How to Check Which Model You’re On
Review your merchant statement, which should detail your processing fees. Look for a breakdown showing interchange fees, scheme fees, and the acquirer’s margin.
Calculating Your Effective Processing Rate
Effective processing rate (EPR) helps compare pricing models and is calculated as:
EPR = (Total processing fees / Total transaction value) multiplied by 100%
For example, if fees total £400 on £25,000 turnover, EPR = (400/25,000) multiplied by 100% = 1.6%.

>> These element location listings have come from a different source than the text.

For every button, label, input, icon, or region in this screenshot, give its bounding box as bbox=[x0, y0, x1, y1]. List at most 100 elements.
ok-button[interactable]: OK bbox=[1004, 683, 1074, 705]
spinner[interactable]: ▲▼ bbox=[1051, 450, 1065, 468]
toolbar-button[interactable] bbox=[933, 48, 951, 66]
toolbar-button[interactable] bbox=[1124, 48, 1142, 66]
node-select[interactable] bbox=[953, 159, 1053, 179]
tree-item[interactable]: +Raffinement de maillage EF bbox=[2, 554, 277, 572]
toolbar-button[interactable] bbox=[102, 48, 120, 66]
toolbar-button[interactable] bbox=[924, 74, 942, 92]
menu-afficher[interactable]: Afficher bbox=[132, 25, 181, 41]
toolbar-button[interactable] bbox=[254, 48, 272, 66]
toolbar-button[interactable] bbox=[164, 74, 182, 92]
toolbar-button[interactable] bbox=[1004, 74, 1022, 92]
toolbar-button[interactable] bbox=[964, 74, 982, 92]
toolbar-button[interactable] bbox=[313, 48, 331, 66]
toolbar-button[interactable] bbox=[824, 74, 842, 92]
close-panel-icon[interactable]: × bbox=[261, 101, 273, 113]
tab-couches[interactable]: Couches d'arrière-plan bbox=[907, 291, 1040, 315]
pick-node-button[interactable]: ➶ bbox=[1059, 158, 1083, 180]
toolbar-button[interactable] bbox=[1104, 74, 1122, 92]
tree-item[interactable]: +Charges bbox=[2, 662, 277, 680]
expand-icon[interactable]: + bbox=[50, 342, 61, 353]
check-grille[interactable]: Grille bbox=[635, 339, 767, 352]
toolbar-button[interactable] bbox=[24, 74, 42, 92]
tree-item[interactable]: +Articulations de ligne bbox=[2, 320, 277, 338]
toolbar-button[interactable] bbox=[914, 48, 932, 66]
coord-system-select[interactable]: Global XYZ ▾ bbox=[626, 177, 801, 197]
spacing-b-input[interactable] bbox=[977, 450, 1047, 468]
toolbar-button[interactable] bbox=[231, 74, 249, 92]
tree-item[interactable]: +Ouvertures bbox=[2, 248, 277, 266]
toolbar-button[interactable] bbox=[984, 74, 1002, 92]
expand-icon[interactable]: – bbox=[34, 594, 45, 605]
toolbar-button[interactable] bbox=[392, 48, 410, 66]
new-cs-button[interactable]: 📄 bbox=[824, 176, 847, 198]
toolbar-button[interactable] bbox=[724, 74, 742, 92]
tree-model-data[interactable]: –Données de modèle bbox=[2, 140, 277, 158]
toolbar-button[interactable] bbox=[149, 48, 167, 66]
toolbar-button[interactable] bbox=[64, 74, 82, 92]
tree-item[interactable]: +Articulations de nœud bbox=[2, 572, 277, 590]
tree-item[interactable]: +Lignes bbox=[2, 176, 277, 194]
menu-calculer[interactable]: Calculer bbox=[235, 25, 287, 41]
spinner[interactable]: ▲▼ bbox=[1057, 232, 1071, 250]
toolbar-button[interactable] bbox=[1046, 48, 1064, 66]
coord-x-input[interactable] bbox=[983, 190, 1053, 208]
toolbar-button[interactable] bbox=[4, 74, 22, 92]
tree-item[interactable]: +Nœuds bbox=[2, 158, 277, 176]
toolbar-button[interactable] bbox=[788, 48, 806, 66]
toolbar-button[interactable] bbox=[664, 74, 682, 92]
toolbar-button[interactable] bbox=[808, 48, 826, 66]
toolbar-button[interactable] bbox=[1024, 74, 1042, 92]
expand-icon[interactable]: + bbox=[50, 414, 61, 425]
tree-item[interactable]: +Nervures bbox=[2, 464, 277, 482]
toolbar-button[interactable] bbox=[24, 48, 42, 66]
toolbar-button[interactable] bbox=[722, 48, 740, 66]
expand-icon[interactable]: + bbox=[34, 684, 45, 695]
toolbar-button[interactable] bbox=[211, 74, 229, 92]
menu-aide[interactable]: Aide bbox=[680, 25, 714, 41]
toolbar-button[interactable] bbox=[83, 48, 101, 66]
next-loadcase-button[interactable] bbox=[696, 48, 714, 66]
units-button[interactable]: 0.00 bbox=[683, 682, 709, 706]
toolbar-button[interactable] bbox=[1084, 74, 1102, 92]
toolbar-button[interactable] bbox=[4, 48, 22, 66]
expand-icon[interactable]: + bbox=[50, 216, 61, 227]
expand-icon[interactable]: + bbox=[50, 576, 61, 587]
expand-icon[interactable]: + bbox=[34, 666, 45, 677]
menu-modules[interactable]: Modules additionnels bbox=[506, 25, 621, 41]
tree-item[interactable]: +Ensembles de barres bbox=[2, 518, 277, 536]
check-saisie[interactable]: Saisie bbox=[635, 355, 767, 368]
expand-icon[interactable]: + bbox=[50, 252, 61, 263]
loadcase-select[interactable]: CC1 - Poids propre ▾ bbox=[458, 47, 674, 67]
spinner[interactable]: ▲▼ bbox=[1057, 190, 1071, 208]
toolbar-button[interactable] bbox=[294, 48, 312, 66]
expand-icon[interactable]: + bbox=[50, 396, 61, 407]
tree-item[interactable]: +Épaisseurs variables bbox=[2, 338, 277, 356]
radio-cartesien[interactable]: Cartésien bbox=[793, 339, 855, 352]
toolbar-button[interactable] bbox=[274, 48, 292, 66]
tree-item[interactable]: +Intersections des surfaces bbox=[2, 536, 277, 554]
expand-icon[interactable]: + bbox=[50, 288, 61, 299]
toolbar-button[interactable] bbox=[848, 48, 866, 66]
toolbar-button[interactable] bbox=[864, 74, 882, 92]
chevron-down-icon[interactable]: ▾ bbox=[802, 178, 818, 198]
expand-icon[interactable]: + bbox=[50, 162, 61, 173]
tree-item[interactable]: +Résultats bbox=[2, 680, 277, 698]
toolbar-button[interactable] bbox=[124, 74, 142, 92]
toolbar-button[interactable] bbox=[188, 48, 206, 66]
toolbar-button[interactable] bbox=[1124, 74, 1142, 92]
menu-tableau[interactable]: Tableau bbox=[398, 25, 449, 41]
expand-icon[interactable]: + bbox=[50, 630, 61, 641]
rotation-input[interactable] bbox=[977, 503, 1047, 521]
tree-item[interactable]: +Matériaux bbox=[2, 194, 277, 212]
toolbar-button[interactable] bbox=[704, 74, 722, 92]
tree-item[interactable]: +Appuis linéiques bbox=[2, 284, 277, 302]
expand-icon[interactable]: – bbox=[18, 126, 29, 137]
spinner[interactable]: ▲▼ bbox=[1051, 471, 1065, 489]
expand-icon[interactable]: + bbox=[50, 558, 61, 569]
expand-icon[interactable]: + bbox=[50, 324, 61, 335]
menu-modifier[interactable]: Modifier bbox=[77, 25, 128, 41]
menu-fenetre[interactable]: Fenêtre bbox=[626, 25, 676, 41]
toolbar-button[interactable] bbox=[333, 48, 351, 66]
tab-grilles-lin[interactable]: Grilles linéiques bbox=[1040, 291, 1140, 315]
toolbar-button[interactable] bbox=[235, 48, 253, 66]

Can You Negotiate Pricing?
Yes, negotiation is possible, especially with interchange plus pricing. Businesses can negotiate fees related to card payment processing, including those charged for each card transaction. Credit card companies play a role in setting certain fees, and payment processor fees can include additional charges beyond the basic transaction fee, such as authorisation, gateway, and PCI compliance costs.
Focus on:
- Requesting a breakdown of interchange fees.
- Negotiating a capped or reduced acquirer margin.
- Clarifying monthly fees, set-up fees, and early termination charges.
- Timing contract renewals to leverage competitive offers.
Common Mistakes Businesses Make
- Accepting the first pricing model offered without comparison.
- Overlooking hidden fees such as monthly fees, PCI compliance fees, and chargeback fees.
- Failing to review merchant statements regularly for fee transparency.
- Not considering transaction mix changes that affect costs.
- Ignoring negotiation opportunities with payment providers.
Worked Example: Monthly Cost Comparison for £25,000 Turnover
Assuming 70% debit card transactions and 30% credit card transactions with the following fees:
Fee Type | Blended Pricing (1.75% plus 20p) | Interchange Plus Pricing (Example Rates) |
|---|---|---|
Debit Card Interchange | Included in blended rate | 0.2% per transaction |
Credit Card Interchange | Included in blended rate | 0.3% per transaction |
Scheme Fees | Included | 0.1% per transaction |
Acquirer Margin | Included | 0.5% plus 15p per transaction |
Blended Pricing Calculation: |
- Total fees = (1.75% of £25,000) plus (number of transactions multiplied by 20p)
- Assuming 500 transactions: £437.50 plus £100 = £537.50
Interchange Plus Calculation:
- Debit card fees: 70% of £25,000 = £17,500
- Interchange plus scheme plus margin = (0.2% plus 0.1% plus 0.5%) = 0.8%
- Fixed fees: 500 multiplied by £0.15 = £75
- Debit card fees = (0.8% of £17,500) plus £75 = £140 plus £75 = £215
- Credit card fees: 30% of £25,000 = £7,500
- Interchange plus scheme plus margin = (0.3% plus 0.1% plus 0.5%) = 0.9%
- Fixed fees: 500 multiplied by £0.15 = £75
- Credit card fees = (0.9% of £7,500) plus £75 = £67.50 plus £75 = £142.50
- Total fees = £215 plus £142.50 = £357.50
Please note: The actual fees in payment card processing may vary depending on the interchange categories and card scheme fees applied by the card networks (such as Visa and Mastercard). Understanding these variables is important for businesses seeking to optimise costs and manage transaction fees effectively.
Monthly Savings: £537.50 (blended) minus £357.50 (interchange plus) = £180
This example shows interchange plus pricing can offer significant savings for businesses with a higher proportion of low-cost debit card transactions and sufficient volume.
Conclusion
Choosing between blended and interchange plus pricing models can have a substantial impact on your card processing costs. While blended pricing offers simplicity and predictability, interchange plus pricing provides transparency and potential savings for businesses with higher transaction volumes or varied card mixes. Regularly reviewing your merchant statement and negotiating your fees can help you avoid overpaying. We encourage UK businesses to assess their current pricing model and consider switching to a more cost-effective solution based on their transaction profile.